HEADER Iklan tEST

2 Tersangka Bom Molotov di Gereja Samarinda Ternyata Masih Anak-anak

Jakarta - Kadiv Humas Polri, Irjen Pol Boy Rafli Amar menyebut, berkas perkara  GA (16) dan  RB(17) yang madih di bawah umur, segera limpahkan.

“Jika proses peradilan anak tidak diberlakukan Undang-Undang Terorisme namun mengacu pada peradilan anak. Jadi proses peradilan anak tentu berbeda, kita mengacu pada Peradilan Anak dimana masa tangkapnya 1 X 24 jam dan penahanannya 7 hari. 
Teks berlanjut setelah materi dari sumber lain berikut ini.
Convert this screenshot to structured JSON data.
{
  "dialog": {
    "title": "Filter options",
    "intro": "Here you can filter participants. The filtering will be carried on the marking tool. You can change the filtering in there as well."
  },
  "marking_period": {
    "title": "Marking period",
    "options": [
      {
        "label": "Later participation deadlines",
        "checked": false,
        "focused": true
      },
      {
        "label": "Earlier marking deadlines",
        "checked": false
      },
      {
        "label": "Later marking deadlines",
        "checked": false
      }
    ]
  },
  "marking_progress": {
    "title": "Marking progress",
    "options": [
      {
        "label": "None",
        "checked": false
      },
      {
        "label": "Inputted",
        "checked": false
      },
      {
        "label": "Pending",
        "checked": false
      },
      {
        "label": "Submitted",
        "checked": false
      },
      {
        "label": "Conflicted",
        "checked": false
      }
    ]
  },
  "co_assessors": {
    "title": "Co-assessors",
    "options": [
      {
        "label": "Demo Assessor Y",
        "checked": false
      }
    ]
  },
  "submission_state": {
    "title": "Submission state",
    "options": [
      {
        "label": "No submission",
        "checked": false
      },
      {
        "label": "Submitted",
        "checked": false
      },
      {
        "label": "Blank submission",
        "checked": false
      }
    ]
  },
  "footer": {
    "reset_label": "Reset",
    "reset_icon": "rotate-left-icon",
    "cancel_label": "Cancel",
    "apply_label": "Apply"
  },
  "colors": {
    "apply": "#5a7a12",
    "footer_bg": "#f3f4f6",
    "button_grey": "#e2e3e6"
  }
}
Sedangkan UU Terorisme hukum acaranya kalau menahan itu harus 20 hari masa penyidikan,”ungkap Irjen Pol Boy Rafli Amar di Mabes Polri, Rabu (30-11-2016).

Kedua anak ini terlibat jaringan Terorisme di depan Gereja Oikumene Samarinda, Kalimantan Timur (Kaltim) dan tergabung dalam Jamaah Anshoru Daulah (JAD).

“Mereka merupakan anak kandung JS pimpinan JAD di Kalimantan Timur sekaligus pendiri JAD Indonesia. GA dan RB  dimasukkan ke  Pndok Pesantren di Bogor milik Aman Abdulrachman, terpidana teroris yang ada di Nusakambangan setelah itu diajak gabung JAD oleh JS,”ujar Irjen Pol Boy Rafli Amar.

Irjen Pol Boy Rafli Amar menerangkan, GA dan RB peranannya melakukan persiapan dan percobaan bahan peledak. Pelemparan bom molotov oleh J ke Gereja Oikumene, Samarinda pada Minggu (13-11-2016) lalu yang membantu adalah mereka.

Polri, kata Irjen Boy Rafli Amar mengimbau kepada masyarakat agar selalu waspada mengingat aktivitas mereka berjalan terus dan terorganisasi sel-sel bawah tanah dengan berbaur dengan masyarakat.